[Cadre-politics] [Fwd: Re: policy decision: giving up hosting]
Dan MacNeil
dan at thecsl.org
Tue Feb 12 14:24:10 EST 2008
Chris is the guy that brought us
/usr/local/sbin/ldapadmin
...among other useful things.
Like many competent people his main vices is too much humility
and not enough sleep.
With permission, I forward his remarks below.
I'm going to pause my opinions for at least a week so my thinking
doesn't unduly pre-dispose other people's thoughts.
#############
-------- Original Message --------
Subject: Re: [Cadre-politics] policy decision: giving up hosting
Date: Tue, 12 Feb 2008 12:51:56 -0500
From: Christopher Sacca <csacca at thecsl.org>
To: Dan MacNeil <dan at thecsl.org>
References: <47B1C388.6010204 at thecsl.org>
Hey Dan, thought I might give my two cents.
I think that the personal service / QoS that the CSL
provides is an important and valuable service for NPOs.
That being said, I don't think that that means the CSL
necessarily needs to physically host it's own services.
For instance, if Dreamhost and others are providing good web
hosting with high uptime at no costs to 501c3's, perhaps
the CSL should not provide physical web hosting. Another
option might be management of hosting for NPOs, i.e. you
are our costumers and we work with you and Dreamhost you get
you setup, we help you manage your website (uploading
content, dealing with technical stuff) in a friendly personal
manner, but the actual hosting is done by Dreamhost.

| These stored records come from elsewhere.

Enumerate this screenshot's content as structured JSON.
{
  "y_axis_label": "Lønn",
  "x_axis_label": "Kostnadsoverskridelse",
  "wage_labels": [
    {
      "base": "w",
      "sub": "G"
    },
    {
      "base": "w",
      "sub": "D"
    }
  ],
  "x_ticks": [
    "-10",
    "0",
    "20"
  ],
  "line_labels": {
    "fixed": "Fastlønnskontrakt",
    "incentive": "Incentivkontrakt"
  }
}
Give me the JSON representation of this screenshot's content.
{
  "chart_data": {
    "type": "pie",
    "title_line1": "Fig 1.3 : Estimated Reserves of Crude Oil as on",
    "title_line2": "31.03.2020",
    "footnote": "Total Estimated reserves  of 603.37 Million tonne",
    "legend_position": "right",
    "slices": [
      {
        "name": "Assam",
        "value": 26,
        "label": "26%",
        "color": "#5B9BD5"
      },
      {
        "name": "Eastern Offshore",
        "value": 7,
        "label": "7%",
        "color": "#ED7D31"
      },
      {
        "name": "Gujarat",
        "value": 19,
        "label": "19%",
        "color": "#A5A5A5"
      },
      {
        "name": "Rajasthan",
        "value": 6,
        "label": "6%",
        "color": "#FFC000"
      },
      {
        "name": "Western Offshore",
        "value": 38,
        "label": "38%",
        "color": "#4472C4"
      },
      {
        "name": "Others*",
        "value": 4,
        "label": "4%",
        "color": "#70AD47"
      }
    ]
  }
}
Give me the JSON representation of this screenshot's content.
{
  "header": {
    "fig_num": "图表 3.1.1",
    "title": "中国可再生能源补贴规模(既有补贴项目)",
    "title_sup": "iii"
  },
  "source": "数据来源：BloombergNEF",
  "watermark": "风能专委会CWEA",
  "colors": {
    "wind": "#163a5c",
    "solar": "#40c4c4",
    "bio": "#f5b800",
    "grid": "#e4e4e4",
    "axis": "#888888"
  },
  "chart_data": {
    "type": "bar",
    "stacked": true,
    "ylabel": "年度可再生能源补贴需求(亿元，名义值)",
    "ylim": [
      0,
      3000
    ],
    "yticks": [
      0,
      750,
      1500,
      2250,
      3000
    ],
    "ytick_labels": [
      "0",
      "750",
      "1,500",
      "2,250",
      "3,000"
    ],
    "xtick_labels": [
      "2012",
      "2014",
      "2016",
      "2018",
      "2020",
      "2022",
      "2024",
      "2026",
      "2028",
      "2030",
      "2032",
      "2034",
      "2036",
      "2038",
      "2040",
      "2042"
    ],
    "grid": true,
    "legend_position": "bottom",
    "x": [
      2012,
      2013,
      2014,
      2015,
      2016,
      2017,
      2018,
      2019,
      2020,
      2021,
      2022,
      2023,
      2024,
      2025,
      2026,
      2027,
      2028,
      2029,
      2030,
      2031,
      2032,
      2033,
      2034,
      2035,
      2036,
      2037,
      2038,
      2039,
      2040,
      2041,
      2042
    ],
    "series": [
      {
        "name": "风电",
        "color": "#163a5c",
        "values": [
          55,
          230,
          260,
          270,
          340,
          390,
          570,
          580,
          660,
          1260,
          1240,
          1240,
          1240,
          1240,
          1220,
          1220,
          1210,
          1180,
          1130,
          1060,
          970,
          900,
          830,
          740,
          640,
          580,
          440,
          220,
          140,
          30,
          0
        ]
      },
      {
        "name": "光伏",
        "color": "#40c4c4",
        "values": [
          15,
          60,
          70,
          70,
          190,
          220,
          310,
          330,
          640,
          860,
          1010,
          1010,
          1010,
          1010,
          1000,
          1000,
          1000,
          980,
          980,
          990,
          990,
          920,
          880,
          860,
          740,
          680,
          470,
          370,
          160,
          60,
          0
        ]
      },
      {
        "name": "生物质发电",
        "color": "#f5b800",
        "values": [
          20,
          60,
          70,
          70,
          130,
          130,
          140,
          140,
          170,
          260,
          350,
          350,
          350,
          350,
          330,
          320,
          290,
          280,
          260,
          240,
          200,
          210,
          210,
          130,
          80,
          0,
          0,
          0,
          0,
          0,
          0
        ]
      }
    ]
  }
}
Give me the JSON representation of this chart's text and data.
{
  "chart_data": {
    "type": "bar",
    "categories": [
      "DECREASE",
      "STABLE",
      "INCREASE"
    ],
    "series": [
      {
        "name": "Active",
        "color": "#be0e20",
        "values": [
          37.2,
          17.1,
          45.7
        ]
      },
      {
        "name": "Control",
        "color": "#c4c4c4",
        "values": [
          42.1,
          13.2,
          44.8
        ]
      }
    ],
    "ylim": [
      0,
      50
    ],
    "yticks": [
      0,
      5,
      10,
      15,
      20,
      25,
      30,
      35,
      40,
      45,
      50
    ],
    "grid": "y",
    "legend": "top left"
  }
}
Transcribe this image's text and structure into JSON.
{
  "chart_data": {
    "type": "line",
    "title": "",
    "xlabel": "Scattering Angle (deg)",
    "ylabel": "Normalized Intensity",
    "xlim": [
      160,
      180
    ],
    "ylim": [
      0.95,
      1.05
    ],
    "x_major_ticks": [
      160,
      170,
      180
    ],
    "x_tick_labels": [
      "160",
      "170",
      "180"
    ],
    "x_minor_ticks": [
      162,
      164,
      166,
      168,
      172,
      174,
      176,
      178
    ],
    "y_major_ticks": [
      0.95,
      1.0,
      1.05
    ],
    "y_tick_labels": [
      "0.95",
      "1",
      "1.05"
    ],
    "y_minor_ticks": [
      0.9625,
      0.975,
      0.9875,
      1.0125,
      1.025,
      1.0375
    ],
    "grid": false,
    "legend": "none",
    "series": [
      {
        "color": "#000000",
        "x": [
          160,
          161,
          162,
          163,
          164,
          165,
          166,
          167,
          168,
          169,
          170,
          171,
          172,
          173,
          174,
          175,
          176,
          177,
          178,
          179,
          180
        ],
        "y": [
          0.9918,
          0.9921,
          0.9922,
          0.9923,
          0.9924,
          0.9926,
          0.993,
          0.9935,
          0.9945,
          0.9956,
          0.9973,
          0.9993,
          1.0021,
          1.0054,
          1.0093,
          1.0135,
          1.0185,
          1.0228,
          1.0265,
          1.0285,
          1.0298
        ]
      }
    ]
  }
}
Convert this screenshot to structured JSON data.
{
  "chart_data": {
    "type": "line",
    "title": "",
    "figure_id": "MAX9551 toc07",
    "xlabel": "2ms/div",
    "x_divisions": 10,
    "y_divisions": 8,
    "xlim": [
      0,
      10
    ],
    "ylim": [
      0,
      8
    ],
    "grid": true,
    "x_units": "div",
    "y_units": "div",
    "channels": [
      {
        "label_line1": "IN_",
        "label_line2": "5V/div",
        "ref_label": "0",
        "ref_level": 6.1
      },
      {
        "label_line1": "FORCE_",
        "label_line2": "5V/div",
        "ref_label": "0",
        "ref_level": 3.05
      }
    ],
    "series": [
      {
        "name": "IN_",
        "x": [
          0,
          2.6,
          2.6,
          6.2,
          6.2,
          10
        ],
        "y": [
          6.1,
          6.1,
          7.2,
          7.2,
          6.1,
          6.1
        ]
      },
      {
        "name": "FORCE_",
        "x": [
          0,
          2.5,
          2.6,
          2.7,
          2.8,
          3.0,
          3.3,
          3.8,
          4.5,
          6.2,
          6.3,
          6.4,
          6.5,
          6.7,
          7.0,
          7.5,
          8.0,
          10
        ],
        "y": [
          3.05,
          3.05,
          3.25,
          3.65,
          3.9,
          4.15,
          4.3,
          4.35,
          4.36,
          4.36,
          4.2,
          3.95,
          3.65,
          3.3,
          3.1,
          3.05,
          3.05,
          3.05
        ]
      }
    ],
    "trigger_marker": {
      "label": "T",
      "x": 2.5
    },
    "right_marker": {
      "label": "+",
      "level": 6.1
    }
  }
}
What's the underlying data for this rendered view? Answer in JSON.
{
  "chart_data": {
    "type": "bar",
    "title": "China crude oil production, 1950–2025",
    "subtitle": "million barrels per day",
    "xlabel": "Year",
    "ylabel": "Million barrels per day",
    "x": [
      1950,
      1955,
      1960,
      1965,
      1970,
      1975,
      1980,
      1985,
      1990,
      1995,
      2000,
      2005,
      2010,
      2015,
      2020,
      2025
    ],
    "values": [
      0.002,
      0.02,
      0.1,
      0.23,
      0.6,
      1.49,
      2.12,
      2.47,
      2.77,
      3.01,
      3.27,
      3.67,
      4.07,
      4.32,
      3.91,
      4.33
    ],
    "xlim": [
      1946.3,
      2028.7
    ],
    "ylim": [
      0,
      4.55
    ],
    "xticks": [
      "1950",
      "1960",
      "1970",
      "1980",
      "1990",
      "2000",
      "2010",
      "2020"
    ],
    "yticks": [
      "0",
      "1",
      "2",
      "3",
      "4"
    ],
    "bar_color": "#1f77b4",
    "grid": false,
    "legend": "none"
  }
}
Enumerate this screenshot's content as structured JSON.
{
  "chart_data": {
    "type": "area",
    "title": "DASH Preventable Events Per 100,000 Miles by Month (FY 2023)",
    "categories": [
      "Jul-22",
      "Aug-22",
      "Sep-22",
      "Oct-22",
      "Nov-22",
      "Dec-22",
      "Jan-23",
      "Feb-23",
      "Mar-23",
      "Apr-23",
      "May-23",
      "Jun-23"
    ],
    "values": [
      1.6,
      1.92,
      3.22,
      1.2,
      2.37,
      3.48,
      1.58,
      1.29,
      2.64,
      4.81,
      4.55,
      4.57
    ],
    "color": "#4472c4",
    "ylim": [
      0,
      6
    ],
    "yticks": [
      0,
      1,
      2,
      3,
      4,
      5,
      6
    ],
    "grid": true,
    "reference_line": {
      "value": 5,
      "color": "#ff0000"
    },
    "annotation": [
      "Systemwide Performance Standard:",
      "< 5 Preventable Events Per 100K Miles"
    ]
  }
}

This would still allow the ability to up-sell desktop
support services, while taking away the burden of day to
day maintenance of web servers.
I think that quality email hosting is a very important
service that the CSL provides, however Google Apps for
Your Domain, provides GMail, Calendar, Docs, etc. with
a 6GB (and growing) mailbox and google's spam filtering
all at no cost to 501c3's. Again, perhaps working more
in a support role here would be best.
Then again, I think the parallels you draw with Habitat
are very apt. Perhaps it's not so much about the efficiency
of the solution so much as the service provided to the
community by operating in and from a community. But still,
if we could provide more services, if we could concentrate
on MVHub, shouldn't we?
So I guess, in the end, I feel that the option of acting more as
a proxy for hosting as opposed to doing it in house deserves some
strong consideration. However I think that your arguments are
very persuasive and perhaps we should consider suboptimal
solutions w.r.t. efficiency and concentrate more on providing
value to the community.
Anyways, this is just my (sleep-deprived) opinion. Feel free to
share it if you feel it holds merit.